Lennon, Robert P; Fraleigh, Robbie; Van Scoy, Lauren J; Keshaviah, Aparna; Hu, Xindi C; Snyder, Bethany L; Miller, Erin L; Calo, William A; Zgierska, Aleksandra E; Griffin, Christopher.
Afiliación
  • Lennon RP; Family and Community Medicine, Penn State Health Milton S. Hershey Medical Center, Hershey, Pennsylvania, USA rlennon@pennstatehealth.psu.edu.
  • Fraleigh R; Applied Research Laboratory, Pennsylvania State University, University Park, Pennsylvania, USA.
  • Van Scoy LJ; Internal Medicine, Penn State Health Milton S. Hershey Medical Center, Hershey, Pennsylvania, USA.
  • Keshaviah A; Mathematica Policy Research Inc, Princeton, New Jersey, USA.
  • Hu XC; Mathematica Policy Research Inc, Princeton, New Jersey, USA.
  • Snyder BL; Center for Community Health Integration, Case Western Reserve University, Cleveland, Ohio, USA.
  • Miller EL; Family and Community Medicine, Penn State Health Milton S. Hershey Medical Center, Hershey, Pennsylvania, USA.
  • Calo WA; Public Health Services, Penn State Health Milton S. Hershey Medical Center, Hershey, Pennsylvania, USA.
  • Zgierska AE; Family and Community Medicine, Penn State Health Milton S. Hershey Medical Center, Hershey, Pennsylvania, USA.
  • Griffin C; Applied Research Laboratory, Pennsylvania State University, University Park, Pennsylvania, USA.
Fam Med Community Health ; 9(Suppl 1)2021 11.

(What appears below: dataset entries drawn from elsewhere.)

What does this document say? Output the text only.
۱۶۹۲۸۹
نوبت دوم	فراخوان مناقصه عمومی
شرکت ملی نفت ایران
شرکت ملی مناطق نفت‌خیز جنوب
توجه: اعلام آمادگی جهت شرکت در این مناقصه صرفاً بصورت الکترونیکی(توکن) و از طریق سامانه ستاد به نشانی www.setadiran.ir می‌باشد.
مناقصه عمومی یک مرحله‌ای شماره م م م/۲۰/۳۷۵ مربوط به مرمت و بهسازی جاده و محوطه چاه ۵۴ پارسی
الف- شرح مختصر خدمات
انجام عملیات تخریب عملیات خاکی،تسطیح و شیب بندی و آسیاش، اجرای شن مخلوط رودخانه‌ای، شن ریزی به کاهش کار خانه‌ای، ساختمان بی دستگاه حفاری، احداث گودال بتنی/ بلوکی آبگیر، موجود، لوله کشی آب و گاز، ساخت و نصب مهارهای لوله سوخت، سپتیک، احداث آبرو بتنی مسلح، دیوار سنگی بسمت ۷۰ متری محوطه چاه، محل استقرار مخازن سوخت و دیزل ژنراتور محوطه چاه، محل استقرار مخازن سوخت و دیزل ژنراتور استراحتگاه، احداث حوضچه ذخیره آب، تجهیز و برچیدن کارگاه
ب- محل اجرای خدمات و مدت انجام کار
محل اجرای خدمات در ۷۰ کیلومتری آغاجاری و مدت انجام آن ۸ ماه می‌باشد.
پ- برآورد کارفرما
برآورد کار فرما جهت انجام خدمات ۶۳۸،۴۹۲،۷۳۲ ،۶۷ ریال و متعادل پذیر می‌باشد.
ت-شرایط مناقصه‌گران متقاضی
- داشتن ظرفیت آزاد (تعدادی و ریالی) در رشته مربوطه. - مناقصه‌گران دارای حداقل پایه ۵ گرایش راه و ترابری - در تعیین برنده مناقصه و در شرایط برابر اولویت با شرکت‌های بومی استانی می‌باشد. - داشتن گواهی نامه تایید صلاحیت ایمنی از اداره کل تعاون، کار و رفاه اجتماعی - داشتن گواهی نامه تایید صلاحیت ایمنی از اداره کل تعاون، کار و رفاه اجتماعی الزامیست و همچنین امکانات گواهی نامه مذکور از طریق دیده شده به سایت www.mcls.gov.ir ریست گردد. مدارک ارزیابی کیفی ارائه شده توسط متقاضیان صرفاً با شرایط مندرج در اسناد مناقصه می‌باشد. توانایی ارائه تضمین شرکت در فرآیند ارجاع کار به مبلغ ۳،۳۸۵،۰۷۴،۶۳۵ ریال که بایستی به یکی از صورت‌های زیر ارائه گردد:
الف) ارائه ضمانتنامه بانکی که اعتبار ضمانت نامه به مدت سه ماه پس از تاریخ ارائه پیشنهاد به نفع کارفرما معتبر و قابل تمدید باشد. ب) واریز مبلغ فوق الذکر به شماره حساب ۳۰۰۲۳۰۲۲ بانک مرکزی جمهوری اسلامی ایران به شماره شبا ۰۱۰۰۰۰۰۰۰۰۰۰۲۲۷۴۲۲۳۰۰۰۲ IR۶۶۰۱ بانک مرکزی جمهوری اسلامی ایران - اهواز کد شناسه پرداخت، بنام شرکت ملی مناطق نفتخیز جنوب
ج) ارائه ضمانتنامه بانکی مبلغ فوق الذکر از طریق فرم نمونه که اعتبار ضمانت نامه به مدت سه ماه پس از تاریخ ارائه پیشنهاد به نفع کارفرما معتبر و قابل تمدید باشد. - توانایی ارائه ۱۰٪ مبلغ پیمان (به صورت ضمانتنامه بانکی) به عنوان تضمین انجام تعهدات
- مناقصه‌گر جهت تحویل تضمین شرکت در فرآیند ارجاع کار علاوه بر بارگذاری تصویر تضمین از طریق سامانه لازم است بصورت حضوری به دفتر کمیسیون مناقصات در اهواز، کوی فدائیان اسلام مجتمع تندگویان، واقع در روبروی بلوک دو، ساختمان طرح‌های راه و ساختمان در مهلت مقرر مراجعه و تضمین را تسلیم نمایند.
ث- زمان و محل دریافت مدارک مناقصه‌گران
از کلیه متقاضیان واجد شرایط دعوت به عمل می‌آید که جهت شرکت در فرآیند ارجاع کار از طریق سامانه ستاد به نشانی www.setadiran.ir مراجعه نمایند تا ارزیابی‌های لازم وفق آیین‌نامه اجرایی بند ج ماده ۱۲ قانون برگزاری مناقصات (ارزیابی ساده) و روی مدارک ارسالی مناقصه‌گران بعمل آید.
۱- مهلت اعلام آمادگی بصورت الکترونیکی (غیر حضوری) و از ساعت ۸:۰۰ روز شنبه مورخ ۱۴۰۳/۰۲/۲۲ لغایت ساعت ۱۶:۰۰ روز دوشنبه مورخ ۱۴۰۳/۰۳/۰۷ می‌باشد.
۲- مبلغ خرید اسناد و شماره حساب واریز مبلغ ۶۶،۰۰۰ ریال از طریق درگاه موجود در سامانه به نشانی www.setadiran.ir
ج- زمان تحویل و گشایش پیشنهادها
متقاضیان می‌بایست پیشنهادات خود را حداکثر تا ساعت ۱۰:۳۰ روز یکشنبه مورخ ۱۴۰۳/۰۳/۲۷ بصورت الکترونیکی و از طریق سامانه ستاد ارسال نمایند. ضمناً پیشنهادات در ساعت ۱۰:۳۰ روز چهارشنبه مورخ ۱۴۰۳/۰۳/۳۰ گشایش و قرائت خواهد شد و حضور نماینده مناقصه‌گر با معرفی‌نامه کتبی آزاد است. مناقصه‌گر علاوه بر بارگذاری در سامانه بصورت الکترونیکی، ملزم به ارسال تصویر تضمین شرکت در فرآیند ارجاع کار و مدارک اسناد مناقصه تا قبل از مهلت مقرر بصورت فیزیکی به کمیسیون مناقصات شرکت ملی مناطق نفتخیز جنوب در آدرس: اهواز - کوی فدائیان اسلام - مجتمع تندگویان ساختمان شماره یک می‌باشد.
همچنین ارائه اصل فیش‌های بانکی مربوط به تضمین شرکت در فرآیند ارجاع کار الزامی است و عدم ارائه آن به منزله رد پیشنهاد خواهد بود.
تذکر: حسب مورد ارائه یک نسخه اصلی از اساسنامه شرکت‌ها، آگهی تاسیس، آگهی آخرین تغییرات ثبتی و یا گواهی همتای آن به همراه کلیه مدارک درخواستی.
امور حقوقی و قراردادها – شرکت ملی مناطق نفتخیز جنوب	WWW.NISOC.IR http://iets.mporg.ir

Article en En | MEDLINE | ID: mdl-34824135
Qualitative research remains underused, in part due to the time and cost of annotating qualitative data (coding). Artificial intelligence (AI) has been suggested as a means to reduce those burdens, and has been used in exploratory studies to reduce the burden of coding. However, methods to date use AI analytical techniques that lack transparency, potentially limiting acceptance of results. We developed an automated qualitative assistant (AQUA) using a semiclassical approach, replacing Latent Semantic Indexing/Latent Dirichlet Allocation with a more transparent graph-theoretic topic extraction and clustering method. Applied to a large dataset of free-text survey responses, AQUA generated unsupervised topic categories and circle hierarchical representations of free-text responses, enabling rapid interpretation of data. When tasked with coding a subset of free-text data into user-defined qualitative categories, AQUA demonstrated intercoder reliability in several multicategory combinations with a Cohen's kappa comparable to human coders (0.62-0.72), enabling researchers to automate coding on those categories for the entire dataset. The aim of this manuscript is to describe pertinent components of best practices of AI/machine learning (ML)-assisted qualitative methods, illustrating how primary care researchers may use AQUA to rapidly and accurately code large text datasets. The contribution of this article is providing guidance that should increase AI/ML transparency and reproducibility.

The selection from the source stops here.